Em 1978,  foi desenvolvido por Spitzer e  Endicott, no Instituto Estadual de Psiquiatria de Nova York o Roteiro para Distúrbios Afetivos e Esquizofrenia (SADS), entrevista estruturada, cujos escores podem ser processados em computador e apresentar importante contribuição ao diagnóstico psiquiátrico, notadamente das depressões.

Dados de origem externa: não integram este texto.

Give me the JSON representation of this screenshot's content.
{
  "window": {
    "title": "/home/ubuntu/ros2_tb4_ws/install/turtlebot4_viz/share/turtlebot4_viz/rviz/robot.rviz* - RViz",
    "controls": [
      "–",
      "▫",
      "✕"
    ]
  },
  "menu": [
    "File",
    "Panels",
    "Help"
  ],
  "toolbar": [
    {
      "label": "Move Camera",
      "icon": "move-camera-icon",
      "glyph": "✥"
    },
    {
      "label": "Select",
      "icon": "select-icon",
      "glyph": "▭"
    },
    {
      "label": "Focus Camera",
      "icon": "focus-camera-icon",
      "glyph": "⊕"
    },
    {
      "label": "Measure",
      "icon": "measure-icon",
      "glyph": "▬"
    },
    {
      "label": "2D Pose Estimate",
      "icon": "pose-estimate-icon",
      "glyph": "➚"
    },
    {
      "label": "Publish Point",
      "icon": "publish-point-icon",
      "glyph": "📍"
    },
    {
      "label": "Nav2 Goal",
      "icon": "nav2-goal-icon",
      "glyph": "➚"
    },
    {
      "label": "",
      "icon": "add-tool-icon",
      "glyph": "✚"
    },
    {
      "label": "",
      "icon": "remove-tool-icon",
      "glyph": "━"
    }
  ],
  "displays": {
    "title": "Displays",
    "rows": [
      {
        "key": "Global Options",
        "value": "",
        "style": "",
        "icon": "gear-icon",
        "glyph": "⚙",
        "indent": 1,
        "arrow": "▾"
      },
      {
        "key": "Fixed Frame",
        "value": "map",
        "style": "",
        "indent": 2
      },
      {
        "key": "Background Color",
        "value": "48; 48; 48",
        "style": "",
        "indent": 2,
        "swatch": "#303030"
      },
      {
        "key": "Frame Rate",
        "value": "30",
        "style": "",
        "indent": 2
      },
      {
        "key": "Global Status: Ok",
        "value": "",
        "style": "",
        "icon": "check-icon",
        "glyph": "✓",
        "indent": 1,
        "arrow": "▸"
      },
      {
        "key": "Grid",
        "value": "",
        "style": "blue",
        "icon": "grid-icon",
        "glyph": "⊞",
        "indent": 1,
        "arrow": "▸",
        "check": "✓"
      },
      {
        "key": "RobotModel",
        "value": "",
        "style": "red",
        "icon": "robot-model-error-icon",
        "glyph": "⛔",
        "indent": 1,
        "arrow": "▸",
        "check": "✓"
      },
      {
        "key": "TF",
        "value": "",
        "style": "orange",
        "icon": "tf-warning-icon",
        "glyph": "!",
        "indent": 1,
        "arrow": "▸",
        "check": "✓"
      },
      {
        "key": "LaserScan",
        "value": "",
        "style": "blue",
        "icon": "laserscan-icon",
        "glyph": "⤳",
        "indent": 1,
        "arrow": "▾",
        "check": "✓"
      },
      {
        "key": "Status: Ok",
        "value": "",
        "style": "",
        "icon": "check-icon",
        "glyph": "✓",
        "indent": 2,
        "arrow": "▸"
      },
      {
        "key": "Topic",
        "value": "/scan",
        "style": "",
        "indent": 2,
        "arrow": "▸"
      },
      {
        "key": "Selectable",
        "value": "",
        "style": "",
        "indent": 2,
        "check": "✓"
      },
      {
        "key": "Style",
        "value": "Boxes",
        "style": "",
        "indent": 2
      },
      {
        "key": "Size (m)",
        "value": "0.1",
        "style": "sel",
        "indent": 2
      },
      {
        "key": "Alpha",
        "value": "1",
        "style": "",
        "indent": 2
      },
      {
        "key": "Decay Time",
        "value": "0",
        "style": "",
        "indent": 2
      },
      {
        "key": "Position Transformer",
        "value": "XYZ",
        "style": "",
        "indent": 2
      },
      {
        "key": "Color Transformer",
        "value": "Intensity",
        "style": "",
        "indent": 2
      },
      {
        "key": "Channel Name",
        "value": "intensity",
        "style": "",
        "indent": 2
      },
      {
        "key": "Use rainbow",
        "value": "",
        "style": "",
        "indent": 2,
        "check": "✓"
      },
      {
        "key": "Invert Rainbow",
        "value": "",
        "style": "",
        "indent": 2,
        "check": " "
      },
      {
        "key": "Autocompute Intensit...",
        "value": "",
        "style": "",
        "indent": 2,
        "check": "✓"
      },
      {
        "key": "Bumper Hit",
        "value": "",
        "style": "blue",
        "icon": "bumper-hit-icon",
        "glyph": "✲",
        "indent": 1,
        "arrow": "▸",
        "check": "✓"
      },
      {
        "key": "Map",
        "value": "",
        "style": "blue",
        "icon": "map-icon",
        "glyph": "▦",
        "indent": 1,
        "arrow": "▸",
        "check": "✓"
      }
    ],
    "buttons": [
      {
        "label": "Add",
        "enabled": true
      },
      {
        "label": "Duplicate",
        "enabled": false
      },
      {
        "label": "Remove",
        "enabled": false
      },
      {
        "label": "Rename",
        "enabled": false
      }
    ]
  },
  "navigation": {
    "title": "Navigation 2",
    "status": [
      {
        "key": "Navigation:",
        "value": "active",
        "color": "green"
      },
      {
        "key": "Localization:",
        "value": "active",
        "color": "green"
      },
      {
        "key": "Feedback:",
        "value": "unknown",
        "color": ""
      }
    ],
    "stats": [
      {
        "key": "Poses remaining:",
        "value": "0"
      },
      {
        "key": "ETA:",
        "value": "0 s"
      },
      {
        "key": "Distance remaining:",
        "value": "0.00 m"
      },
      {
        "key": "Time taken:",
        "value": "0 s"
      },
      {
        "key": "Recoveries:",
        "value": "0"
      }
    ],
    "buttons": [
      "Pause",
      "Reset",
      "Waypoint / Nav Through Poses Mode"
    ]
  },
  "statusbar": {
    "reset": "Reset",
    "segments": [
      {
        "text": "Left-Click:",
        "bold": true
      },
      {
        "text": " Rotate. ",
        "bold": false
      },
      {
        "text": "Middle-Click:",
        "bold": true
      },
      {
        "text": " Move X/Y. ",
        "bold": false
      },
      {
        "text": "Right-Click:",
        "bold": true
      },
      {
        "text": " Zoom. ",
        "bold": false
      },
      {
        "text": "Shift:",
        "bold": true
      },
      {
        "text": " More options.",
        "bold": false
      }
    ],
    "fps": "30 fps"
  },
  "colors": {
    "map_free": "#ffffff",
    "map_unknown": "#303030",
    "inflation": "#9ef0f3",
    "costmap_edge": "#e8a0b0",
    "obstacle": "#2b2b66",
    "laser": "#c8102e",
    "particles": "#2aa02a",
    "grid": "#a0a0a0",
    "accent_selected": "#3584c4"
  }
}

Ele foi baseado fundamentalmente nos critérios diagnósticos do RDC, sendo a base para o desenvolvimento das modernas entrevistas estruturadas norte americanas. (27)
A partir de 1968, Wing e cols., da Universidade de Londres, desenvolvem uma entrevista semi-estruturada para diagnóstico psiquiátrico, compatível com a CID-8, denominada Exame do Estado Mental - PSE (Present State Examination) que, através de um programa de computador denominado CATEGO, melhora acentuadamente a capacidade do investigador ou do clínico de elaborar um diagnóstico psiquiátrico com um mínimo de interferências subjetivas, na medida em que segue rigorosamente os critérios psicopatológicos clássicos, descritos em um glossário anexo.(29) Foram elaboradas sucessivas versões desse programa e da entrevista, adaptando-os às atualizações da Classificação Internacional de Doenças. Atualmente, a última versão, denominada SCAN, adaptada para a CID-10 já está em utilização na pesquisa e na clínica.
Em 1990, Spitzer e cols., publicam nos Estados Unidos, a Entrevista Clínica Estruturada para o DSM-III-R (SCID), com suas versões para pacientes psicóticos, para não pacientes (estudos na comunidade) e para distúrbios de personalidade, com o intuito de aprimorar o diagnóstico psiquiátrico baseado na classificação americana, o que, sem a menor sombra de dúvida, foi conseguido. (26)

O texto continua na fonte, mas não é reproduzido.